Story 1: Do I know Kubernetes? A little bit… but I know how to run a PHP platform using good container design principles!
We spent two years, at Cốc Cốc, learning, building, and bringing a Kubernetes (K8s) cluster on bare-metal to production. Building K8s is a hopeful journey for our team, and we were excited to introduce it to our beloved developers. We were telling others how cool it was, encouraging them to containerize their application and move to K8s. But then, slowly I realized that it’s not that important what container orchestration system we use or how powerful it is. Indeed, we can only make the best use of it if we first equip our-self with good principles to design container. Afterward, a good choice is the one that can leverage those principles in making robust container-native applications.
There are plenty of articles or blog posts about designing container best practices but, in my opinion, there is no “best practice”. It all depends on how your application is expected to run and behave on your working technical stack. However, we still can have some “simple and good enough” rules to stick with. And I love simple things.
First, let’s define what properties do we expect our application to have. Generally, we want our application reliable to faults, scalable to load, and maintainable.
There are quite many PHP web applications in our company and we even worked with developers to agree on a common design template that helps us to quickly and efficiently make them container-native and K8s-ready. Next, I will go to the detail of that specific template to illustrate two important principles.
Single Concern
| Each container addresses a single concern and does it well.

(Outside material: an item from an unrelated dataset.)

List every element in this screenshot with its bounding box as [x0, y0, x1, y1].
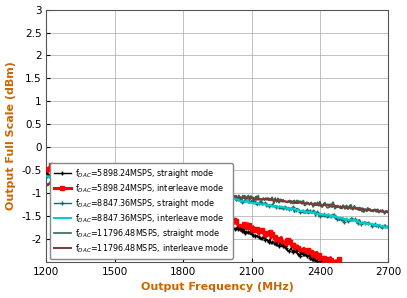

It’s the fundamental principle of container application that you will need to keep in mind. The word “concern” refers to a particular set of the application’s functionality. This principle recommends running each function of your application in one container.

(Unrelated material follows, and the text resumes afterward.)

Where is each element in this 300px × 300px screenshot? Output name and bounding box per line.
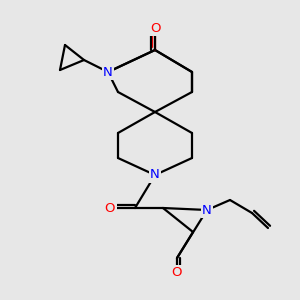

On one hand, if a container addresses a single concern, in a feature-complete way, it’s replaceable by another one addressing the same concern and can be reused in different applications. That makes your application flexible and maintainable. In addition, since each concern is dedicated to one container, it’s easy to trace which one is broken if you have a bug and if you break something, you break only one thing.
On the other hand, your micro-service usually needs to address multiple concerns and requires them to be tightly coupled in one deployment unit. It means that no matter how a container is deployed, the other ones must be present at the same time and same place. And K8s addresses this requirement very well by its original concept, a multi-container POD, the smallest deployable unit that you can create and manage. It’s a group of containers with natively shared networking and storage — filesystem volumes.

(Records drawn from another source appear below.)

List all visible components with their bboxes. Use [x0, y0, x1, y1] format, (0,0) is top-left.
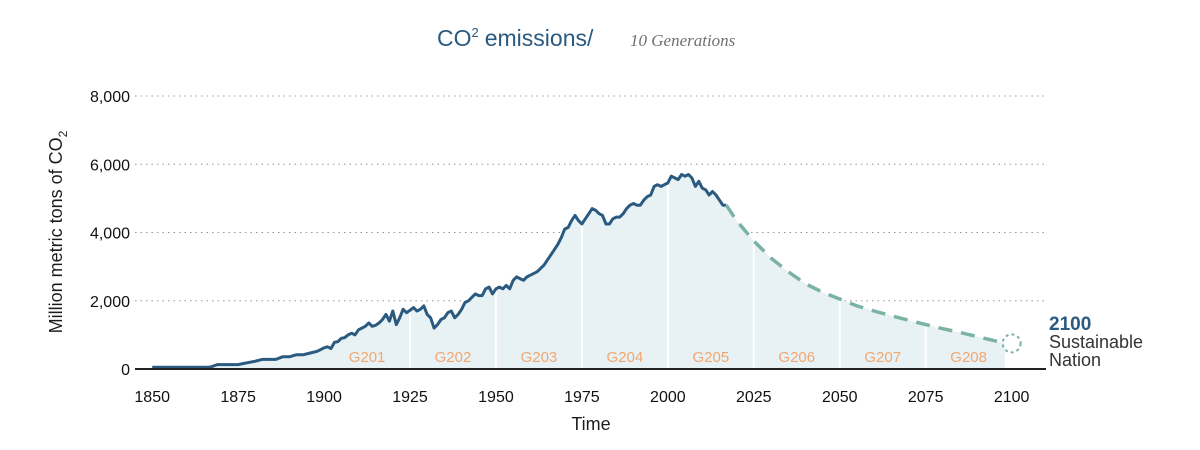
generation-label: G204	[607, 349, 644, 366]
x-tick-label: 1875	[220, 389, 256, 406]
x-tick-label: 1975	[564, 389, 600, 406]
area-layer	[152, 174, 1005, 369]
historical-series-line	[152, 173, 727, 369]
y-tick-label: 8,000	[90, 89, 130, 106]
x-tick-label: 1925	[392, 389, 428, 406]
projection-series-line	[724, 204, 1006, 345]
chart-subtitle: 10 Generations	[630, 31, 736, 50]
y-tick-label: 0	[121, 362, 130, 379]
x-tick-label: 1850	[134, 389, 170, 406]
endpoint-line2: Nation	[1049, 350, 1101, 370]
x-tick-label: 2025	[736, 389, 772, 406]
series-lines	[152, 173, 1006, 369]
endpoint-annotation: 2100 Sustainable Nation	[1001, 314, 1143, 370]
x-tick-label: 2000	[650, 389, 686, 406]
x-tick-label: 1950	[478, 389, 514, 406]
generation-labels: G201 G202 G203 G204 G205 G206 G207 G208	[349, 349, 987, 366]
x-tick-label: 2075	[908, 389, 944, 406]
generation-label: G207	[864, 349, 901, 366]
y-tick-label: 2,000	[90, 294, 130, 311]
tick-labels: 1850 1875 1900 1925 1950 1975 2000 2025 2050 2075…	[90, 89, 1030, 406]
x-tick-label: 2050	[822, 389, 858, 406]
y-axis-title: Million metric tons of CO2	[46, 130, 70, 333]
chart-title: CO2 emissions/	[437, 25, 594, 51]
generation-label: G206	[778, 349, 815, 366]
gridlines	[135, 95, 1046, 302]
endpoint-marker	[1001, 333, 1022, 354]
y-tick-label: 4,000	[90, 226, 130, 243]
endpoint-year: 2100	[1049, 314, 1091, 335]
generation-label: G205	[692, 349, 729, 366]
x-tick-label: 2100	[994, 389, 1030, 406]
x-tick-label: 1900	[306, 389, 342, 406]
endpoint-line1: Sustainable	[1049, 332, 1143, 352]
generation-dividers	[409, 183, 927, 369]
generation-label: G203	[521, 349, 558, 366]
generation-label: G202	[435, 349, 472, 366]
generation-label: G208	[950, 349, 987, 366]
y-tick-label: 6,000	[90, 157, 130, 174]
generation-label: G201	[349, 349, 386, 366]
emissions-area	[152, 174, 1005, 369]
x-axis-title: Time	[571, 414, 610, 434]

Let’s say that a PHP web application needs a deployment unit containing a web server, Nginx is the major one in our company, to receive requests from clients, then connect to PHP-FPM and pass on the request type, data, and headers to it. Also, they need access to the same source code. In the other words, the application has two main concerns: one to be the first to contact the outside world and one manages the request execution.
Our application has 2 “coupled” concerns, and one is useless without the other, so the application pod will have two main containers running:
- Image-based on PHP-FPM official image stores your application code.
- Nginx official image.
- In addition, a volume pre-provisioned by a run-to-complete container, called InitContainer in K8s, to share files between the two containers.
cp -R /var/www/public/. /app-public/
Process Disposability
| Execute the app as one or more stateless processes
| Maximize robustness with fast startup and graceful shutdown
Containers are fundamentally designed to be stateless and immutable. Stateless means that any state (persistent data of any kind) is stored outside a container. This external storage can take several forms, depending on what you need: file, information, and even per-environment configuration. Immutable means that a container won’t be modified during its life: updating the application code or applying a patch requires building a new image and deploying it.
In the real world, there are many reasons to replace a container other than deploying a new container image, such as application crashing, migrating the container to a different host, or host resource starvation. This principle covers two of The Twelve-Factor App methodology — Process and Disposability — that recommends keeping application state externalized or distributed and redundant. It also means the application should be quick in starting up and shutting down. Your container will be as ephemeral as possible and ready to be instantly replaced by another container at any point in time without any manual intervention/attention. In other words, it makes your application fault-tolerant, and easy to scale.
Going back to our PHP application, we currently use:
- CephFS and Ceph S3-compatible to store files according to specific needs.
- Redis to store temporary/caching data like session and MySQL to store persistent data.
- Another original K8s concept is called ConfigMap, to store per-environment configuration for PHP, PHP-FPM, Nginx, and environment variables.
Summary
There are quite a few other popular principles to design a container application and the two principles above are indeed part of the Principles of container-based application design white paper. I choose these two principles in the first story of our Kubernetes journey, since they are, in my honest opinion, must-at-least strictly followed principles. They help to make our application cloud-native — responsive, scalable, fault-tolerant — and effectively automated by orchestration platforms like Kubernetes. They also support the implementation of other principles. We will target them within our lesson-learned stories after 2 years of running Kubernetes in production in future articles.